O terceiro goleiro mais caro da história guarda mágoa do futebol brasileiro

Em entrevista exclusiva ao repórter André Ranieri, da Rádio Jovem Pan, o paulista Ederson, de 24 anos, revisitou o passado e cravou: não pretende nunca mais jogar no País-natal.

“Eu não pretendo vir jogar no Brasil. Vou terminar a minha carreira em Portugal”, afirmou, sem pestanejar, o arqueiro do Manchester City, segundos depois de ser questionado por qual clube brasileiro gostaria de atuar antes de encerrar a carreira.

“Eu quero terminar a minha carreira no Benfica, mas o Benfica tem de me querer, também, né? (risos). A minha prioridade é terminar em Portugal. Foi lá onde eu comecei, e é lá onde eu quero encerrar”, acrescentou.

Por que Ederson não quer voltar ao Brasil?
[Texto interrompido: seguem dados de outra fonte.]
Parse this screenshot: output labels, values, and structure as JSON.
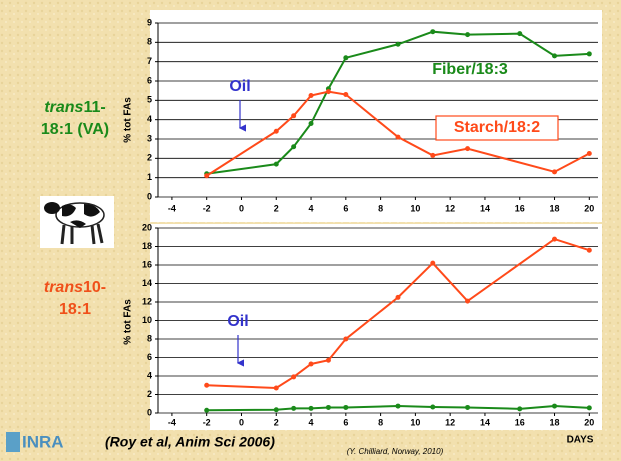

Não é apenas o carinho por Portugal, país no qual Ederson finalizou a sua formação como atleta, que explica a vontade do goleiro de encerrar a carreira na Europa. O reserva da Seleção na Copa de 2018 não guarda boas recordações do São Paulo, clube pelo qual foi revelado. O motivo? Uma dispensa por telefone, ainda aos 15 anos de idade. O fato traumatizou o arqueiro.

“Eu sou de Osasco, tive uma passagem pela base do São Paulo de quatro anos. Infelizmente, fui mandado embora pelo telefone, fiquei muito chateado. Não soube lidar com aquilo porque tinha 15 anos… Meus pais me deram muito apoio”, explicou Ederson, em entrevista coletiva pela Seleção Brasileira em outubro do ano passado.

“Foi uma saída precoce. Foi uma coisa que pesou muito. Eu não estava em casa no momento da ligação, minha mãe que estava. Ela não sabia como me contar, depois me contou. Eu chorei muito. Fiquei um mês ali no meu cantinho. Depois, voltei pra escolinha, treinei no barro, no meu terrão. Foi ali que comecei a me erguer de novo, aí surgiu a Europa… Amadureci muito lá, aprendi muita coisa, virei homem cedo.”

Ederson atuou nas categorias de base do São Paulo por quatro anos

Portugal “abraçou” Ederson no momento mais difícil da carreira do goleiro. Ele se mudou para o país ainda cedo, aos 15 anos, e se profissionalizou após breve passagem pela base do Benfica. Foi emprestado para clubes menores, como Ribeirão e Rio Ave, para ganhar experiência e, em março de 2016, estreou no time adulto do Benfica no clássico contra o Sporting. A missão era “simples”: substituir um de seus ídolos de infância, Júlio Cesar.

“O Júlio acabou tendo uma lesão na véspera do jogo, que valia a liderança do Campeonato Português, e eu ganhei a oportunidade de atuar. Fui bem, nós vencemos por 1 a 0 fora de casa, e, dali para frente, eu continuei jogando”, relembrou.

O resto da história todos já sabem: Ederson foi campeão português na temporada seguinte como titular, passou a ser convocado para a Seleção Brasileira e, em junho de 2017, acabou vendido para o Manchester City por 40 milhões de euros – terceiro maior valor pago por um goleiro na história. Tudo isso, sem precisar jogar no Brasil.